Lexington students attend classes in person four days a week and virtually on Fridays.

But Laughy said pandemic-related requirements of mask-wearing and the hybrid week of learning added extra stress for Harry and made it harder for him to complete his work.

Professor Haley Sigler, director of education studies at Washington and Lee University, said some children are thriving in online learning. Her seventh grader, Claire, has enjoyed working at a personal pace and has seen an improvement in grades. But Sigler had to facilitate class video calls and help her second grader, Alice, complete assignments.

Jason Kirby, director of technology and human resources for Rockbridge County Public Schools, said he worries most about mental health problems for middle schoolers and educational setbacks for elementary students.

“It is very hard to teach a child how to read over a screen,” Kirby said.

One of Amber Laughy’s sons has studied here in the lobby of a fitness studio while she works as a trainer. Photo by Felicity Taylor

Sigler said the lack of in-person, small groups that teach kids how to sound out words could take a toll on the reading development of children in kindergarten through third grade levels. She said older students generally aren’t struggling as much.

“These experiences will cause teachers to look, re-look at their classroom practices to see why some have thrived,” she said, while others have struggled.

Sigler said teachers are worried that students are losing their love of learning because school is not fun anymore.

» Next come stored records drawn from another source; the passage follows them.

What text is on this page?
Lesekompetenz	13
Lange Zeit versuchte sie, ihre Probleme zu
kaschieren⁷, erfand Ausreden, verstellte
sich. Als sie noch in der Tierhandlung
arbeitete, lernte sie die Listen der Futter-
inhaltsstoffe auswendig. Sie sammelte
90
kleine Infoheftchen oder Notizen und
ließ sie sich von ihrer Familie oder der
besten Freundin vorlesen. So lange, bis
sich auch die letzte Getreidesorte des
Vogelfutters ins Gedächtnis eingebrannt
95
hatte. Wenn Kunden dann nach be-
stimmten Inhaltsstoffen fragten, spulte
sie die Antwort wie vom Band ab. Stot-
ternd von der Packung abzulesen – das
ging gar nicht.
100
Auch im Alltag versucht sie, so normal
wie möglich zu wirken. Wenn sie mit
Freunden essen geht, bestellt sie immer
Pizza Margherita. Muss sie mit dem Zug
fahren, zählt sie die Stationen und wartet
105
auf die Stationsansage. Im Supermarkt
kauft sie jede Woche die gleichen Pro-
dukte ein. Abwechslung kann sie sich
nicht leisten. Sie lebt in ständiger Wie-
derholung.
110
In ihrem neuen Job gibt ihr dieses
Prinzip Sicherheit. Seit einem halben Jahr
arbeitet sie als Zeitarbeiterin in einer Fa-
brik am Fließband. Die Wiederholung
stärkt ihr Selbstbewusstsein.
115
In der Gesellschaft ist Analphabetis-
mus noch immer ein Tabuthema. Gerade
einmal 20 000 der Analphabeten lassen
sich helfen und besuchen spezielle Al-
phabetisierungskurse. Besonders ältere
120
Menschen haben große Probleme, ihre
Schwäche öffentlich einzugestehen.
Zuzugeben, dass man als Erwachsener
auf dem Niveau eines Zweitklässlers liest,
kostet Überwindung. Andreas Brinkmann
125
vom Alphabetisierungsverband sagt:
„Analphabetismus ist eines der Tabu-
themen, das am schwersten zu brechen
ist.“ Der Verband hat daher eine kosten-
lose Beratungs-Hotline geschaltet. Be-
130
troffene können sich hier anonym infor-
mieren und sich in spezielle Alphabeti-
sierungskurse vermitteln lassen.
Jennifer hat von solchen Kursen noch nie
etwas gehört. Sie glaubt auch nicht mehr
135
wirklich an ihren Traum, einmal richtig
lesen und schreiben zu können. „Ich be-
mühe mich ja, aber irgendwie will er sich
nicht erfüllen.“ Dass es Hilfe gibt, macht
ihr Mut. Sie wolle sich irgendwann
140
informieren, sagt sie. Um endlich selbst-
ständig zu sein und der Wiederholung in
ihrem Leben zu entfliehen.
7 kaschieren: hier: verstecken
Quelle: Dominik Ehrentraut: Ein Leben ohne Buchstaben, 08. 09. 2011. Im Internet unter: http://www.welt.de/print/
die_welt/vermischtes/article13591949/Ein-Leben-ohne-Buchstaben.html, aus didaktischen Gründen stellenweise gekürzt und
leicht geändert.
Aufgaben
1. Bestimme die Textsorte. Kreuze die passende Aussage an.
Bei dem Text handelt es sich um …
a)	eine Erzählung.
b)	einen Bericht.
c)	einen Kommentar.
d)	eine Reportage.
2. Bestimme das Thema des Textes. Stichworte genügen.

Earlier this month, Gov. Ralph Northam strongly encouraged all school systems to offer some type of in-person learning by March 15. He also announced that his administration will work to provide resources to school systems for summer learning.

“It’s time for this to happen,” Northam said in a statement. “It’s critical to prevent greater learning loss and to support our children’s health and well-being.”

Teachers and administrators in Rockbridge area public school systems are in the beginning stages of their plans for summer school programming.

Tim Martino, director of K-12 curriculum and instruction for Rockbridge County Public Schools, said officials are discussing offering two three-week sessions in June and July and starting the elementary schools early in the fall.

At a school board meeting last week, Lexington Superintendent Rebecca Walters said the schools want to use federal funding from CARES Act II to expand summer school for kindergarten through 8th grade to address learning losses in reading and math.

Walters said the funding would pay teachers for summer curriculum work in math, reading, technology and history. The CARES Act II was a $900 billion stimulus bill passed by Congress in response to the economic fallout from COVID-19. It contained $53.4 billion for K-12 education.

Laughy said she opposes summer school programming. She said she prefers to send her children to summer camps, if they’re open, because she wants her kids to experience a normal summer.

She said her son, Jack, missed physical education classes the most.

“Everyone’s worried about the learning loss,” Laughy said, “not the social loss.”